Tres veces. No hay fallos – explicó el técnico. – El parpadeo ha sido cosa de
las paraalarmas.
El general
Muriel Maíllo apretó los labios hasta formar una línea con ellos y respiró
hondo.
- Vamos – dijo
al final, simplemente. Salió de su despacho con decisión, precedido por el
técnico, que caminaba con paso rápido y nervioso.
Caminaron por
el pasillo, el técnico delante, nervioso, y el general detrás, serio.
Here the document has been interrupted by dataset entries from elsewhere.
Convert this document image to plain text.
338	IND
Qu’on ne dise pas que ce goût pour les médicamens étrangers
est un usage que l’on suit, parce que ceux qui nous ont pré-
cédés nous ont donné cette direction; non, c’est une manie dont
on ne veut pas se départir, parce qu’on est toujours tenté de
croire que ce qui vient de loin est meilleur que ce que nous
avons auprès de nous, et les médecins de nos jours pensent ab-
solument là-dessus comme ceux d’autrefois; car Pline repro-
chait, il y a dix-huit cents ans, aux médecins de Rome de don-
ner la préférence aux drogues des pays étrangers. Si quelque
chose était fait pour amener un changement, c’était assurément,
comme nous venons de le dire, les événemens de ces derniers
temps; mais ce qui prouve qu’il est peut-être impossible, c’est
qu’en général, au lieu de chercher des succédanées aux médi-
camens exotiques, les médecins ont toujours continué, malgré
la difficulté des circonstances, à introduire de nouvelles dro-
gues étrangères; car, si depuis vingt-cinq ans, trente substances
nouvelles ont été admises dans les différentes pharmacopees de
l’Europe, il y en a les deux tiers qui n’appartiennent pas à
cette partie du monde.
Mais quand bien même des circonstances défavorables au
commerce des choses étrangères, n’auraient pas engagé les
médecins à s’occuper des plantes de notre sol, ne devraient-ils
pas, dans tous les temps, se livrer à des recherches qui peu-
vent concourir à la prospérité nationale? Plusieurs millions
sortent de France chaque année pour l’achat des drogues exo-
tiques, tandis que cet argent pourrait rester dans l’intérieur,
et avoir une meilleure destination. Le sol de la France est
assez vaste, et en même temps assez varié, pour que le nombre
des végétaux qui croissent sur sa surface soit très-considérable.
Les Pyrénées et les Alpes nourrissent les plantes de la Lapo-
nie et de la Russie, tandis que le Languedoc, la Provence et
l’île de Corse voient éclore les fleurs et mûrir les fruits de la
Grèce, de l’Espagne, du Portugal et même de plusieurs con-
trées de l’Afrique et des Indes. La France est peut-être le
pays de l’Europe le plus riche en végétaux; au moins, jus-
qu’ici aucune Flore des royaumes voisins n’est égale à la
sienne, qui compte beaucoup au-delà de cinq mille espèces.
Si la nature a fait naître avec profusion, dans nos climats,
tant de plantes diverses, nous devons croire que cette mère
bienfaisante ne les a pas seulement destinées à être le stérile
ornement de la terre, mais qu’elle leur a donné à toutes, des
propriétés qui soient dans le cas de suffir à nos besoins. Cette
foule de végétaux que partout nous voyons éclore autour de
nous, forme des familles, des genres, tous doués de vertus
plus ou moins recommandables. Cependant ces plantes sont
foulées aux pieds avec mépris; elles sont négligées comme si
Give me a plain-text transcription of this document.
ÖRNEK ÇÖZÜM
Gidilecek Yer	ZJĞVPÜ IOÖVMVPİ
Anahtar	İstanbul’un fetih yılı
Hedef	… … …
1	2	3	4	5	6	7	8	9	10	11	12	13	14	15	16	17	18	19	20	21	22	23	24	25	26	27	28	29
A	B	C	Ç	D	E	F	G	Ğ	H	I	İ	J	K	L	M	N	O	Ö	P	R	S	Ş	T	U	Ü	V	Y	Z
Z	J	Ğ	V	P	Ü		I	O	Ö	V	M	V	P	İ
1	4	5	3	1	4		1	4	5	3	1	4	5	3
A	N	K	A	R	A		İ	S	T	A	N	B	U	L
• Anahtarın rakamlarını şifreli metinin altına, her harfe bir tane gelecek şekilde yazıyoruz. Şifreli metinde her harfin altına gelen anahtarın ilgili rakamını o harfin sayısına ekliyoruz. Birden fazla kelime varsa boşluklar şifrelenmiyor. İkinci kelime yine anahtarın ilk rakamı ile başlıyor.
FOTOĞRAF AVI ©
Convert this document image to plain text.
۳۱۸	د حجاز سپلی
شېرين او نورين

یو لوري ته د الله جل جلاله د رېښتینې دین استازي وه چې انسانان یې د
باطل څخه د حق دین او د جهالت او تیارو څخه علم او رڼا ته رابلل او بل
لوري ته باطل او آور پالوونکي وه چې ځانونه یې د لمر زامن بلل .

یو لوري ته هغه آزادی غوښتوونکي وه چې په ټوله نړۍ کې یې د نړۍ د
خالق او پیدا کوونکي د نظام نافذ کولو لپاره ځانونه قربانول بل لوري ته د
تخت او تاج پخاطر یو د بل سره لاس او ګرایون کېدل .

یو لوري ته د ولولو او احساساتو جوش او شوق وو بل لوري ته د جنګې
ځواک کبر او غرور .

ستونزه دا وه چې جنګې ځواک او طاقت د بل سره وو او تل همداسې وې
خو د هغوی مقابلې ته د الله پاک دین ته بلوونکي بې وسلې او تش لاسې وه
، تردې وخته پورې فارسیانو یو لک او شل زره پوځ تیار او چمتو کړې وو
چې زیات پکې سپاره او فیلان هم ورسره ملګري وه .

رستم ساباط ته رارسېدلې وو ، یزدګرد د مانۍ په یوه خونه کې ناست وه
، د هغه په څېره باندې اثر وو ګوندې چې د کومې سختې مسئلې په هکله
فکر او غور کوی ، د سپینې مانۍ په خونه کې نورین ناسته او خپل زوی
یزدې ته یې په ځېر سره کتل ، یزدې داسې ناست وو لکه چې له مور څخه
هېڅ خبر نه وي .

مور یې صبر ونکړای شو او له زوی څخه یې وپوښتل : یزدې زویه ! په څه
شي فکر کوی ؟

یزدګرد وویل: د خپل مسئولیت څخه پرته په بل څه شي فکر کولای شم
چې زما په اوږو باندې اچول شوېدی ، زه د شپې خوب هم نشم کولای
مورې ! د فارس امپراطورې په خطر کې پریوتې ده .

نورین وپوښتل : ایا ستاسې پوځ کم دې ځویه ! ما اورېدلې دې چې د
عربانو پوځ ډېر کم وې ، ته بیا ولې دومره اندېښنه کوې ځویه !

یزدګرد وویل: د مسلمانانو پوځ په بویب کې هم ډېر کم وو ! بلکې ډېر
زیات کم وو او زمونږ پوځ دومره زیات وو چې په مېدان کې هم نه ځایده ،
Un
parpadeo de un “rojo” no era algo bueno.
Dejaron atrás
los dos ascensores gemelos que había en el centro de la planta, dirigiéndose
por un pasillo con dependencias a ambos lados, sin aligerar el paso. Entraron
en una sala grande, una sala de reuniones, con una mesa de madera pesada y una
docena de butacas a ambos lados. Estaba vacía y la gran pantalla de televisión
en la cabecera de la mesa, frente a la puerta, estaba apagada. Pero los dos
hombres no habían entrado allí por eso.
Llegaron hasta
una pared forrada de madera y movieron un panel, dejando al descubierto otro
ascensor, ordinario, con las puertas de metal inoxidable, mate, sin adornos.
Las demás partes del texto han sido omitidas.